An Old Wound Healed: A Patient Can Finally Move On

Dr. Light, Mary and Dr. Israeli pose for camera

A lumpectomy is not always a reconstruction-free breast cancer treatment option. When Mary chose to have a lumpectomy with radiation to treat stage 0 breast cancer in 2001, she learned that lumpectomies can, in fact, take a substantial amount of tissue. She felt asymmetrical.

 

“I wasn’t comfortable, because one breast was much smaller than the other,” she said.

 

Unfortunately, when a plastic surgeon placed implants for symmetry, she discovered another repercussion of choosing lumpectomy and radiation.

 

“The radiated tissue opened up and created a wound. He kept thinking it was going to close, but I wanted to know what the plan was if it didn’t,” she said.

 

She underwent an LD flap, and the wound healed and remained stable for several years. Then, in 2020, the implant on the healthy side ruptured. Mary decided to have both implants replaced, since they were almost twenty years old. 

 

In February of 2020, Mary’s implants were replaced. In a devastating repetition of what had happened two decades earlier, the radiated breast tissue failed to heal. Her surgeon exchanged the implant for a smaller one. When that did not resolve the issue, she asked him to remove it entirely, desperate to heal. Even that did not work.

 

Mary spent over six months with an open wound. “I was suffering tremendously, physically and emotionally. I wasn’t seeing a light at the end of the tunnel. I was falling into despair.

 

As her wound was not healing, Mary’s plastic surgeon suggested that she see a microsurgeon and referred her to Dr. Ron Israeli in September of 2020.

 

“Dr. Israeli took one look at me and said ‘You have an open wound. This needs to be closed up—I can fix this.’ That made me feel so thankful,” Mary said.

 

Dr. Israeli scheduled her very quickly, closed the wound, placed a drain, and the wound healed within a week. Mary was shocked by the speed and quality of care she received.

 

“In a week, I was done! I was healed!”

 

Mary still had a long way to go in terms of breast reconstruction, but with the wound closed she was able to start to get back to her old self.

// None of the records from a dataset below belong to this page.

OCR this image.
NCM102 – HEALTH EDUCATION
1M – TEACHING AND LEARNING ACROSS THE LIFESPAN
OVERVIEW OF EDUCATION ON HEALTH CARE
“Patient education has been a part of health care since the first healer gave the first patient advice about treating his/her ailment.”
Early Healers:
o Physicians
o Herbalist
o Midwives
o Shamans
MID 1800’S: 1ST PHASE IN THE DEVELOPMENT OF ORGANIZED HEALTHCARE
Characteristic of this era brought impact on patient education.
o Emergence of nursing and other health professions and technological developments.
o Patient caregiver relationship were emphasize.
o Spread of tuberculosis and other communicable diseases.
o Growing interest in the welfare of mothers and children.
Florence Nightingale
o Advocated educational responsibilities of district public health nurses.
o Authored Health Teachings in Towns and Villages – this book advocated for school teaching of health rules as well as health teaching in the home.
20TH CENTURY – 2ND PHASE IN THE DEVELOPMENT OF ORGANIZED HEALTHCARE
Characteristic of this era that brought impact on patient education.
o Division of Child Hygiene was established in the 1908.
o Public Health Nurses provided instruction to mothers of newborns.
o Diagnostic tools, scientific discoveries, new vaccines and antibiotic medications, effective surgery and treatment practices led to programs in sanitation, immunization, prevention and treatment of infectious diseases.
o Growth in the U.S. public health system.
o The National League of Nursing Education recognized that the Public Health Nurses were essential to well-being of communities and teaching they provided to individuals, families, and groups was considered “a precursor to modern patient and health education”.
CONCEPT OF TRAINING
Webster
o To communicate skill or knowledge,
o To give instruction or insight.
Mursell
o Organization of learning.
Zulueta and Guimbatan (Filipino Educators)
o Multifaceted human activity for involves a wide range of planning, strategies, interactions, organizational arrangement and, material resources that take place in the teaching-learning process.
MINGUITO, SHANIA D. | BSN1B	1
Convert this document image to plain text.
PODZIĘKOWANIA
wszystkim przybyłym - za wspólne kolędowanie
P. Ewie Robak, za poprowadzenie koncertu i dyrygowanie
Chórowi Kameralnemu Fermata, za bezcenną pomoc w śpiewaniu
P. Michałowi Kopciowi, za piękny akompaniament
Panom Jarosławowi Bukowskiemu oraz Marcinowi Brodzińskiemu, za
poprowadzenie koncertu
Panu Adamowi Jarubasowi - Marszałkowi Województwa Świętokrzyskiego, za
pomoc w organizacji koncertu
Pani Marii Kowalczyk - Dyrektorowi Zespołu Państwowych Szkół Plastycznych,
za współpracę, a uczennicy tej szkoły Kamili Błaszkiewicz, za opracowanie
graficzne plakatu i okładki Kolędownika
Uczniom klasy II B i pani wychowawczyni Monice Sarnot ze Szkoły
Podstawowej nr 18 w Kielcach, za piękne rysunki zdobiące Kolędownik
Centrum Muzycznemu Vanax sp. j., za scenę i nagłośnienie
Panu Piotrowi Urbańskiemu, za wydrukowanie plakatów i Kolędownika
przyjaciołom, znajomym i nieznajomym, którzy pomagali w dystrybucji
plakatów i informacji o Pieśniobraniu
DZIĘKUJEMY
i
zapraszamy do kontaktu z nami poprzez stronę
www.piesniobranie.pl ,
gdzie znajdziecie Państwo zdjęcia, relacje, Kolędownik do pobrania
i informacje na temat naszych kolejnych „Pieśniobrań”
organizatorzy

“I’m happy every day. I mean I was born like that. I wake up with a happy attitude pretty much every day. I don’t look back. I look forward. If you make a mistake, fix the mistake and move on.”

 

Over the course of the year that followed, Mary underwent a mastectomy to remove the radiated breast followed by two stages of reconstruction. 

The first step of reconstruction required bilateral stacked DIEP flaps to reconstruct her left breast. This highly specialized approach was necessary because Mary had a thin abdomen and needed a large amount of skin to replace the damaged radiated tissue on her chest. Dr. Israeli completed this reconstruction with the help of his parter, Dr. David Light. 

A few months later, Dr. Israeli completed Mary’s reconstruction with revision procedures to improve her overall contour and symmetry.

 

Mary healed well at every turn. Now, she’s back to doing the things she loves, feeling healthy and content to move forward.

 

“I’m a healthy 70-year-old woman—aside from the cancer stuff. I feel so blessed to have met Dr. Israeli. I’ll talk to anyone about it. That man saved me.”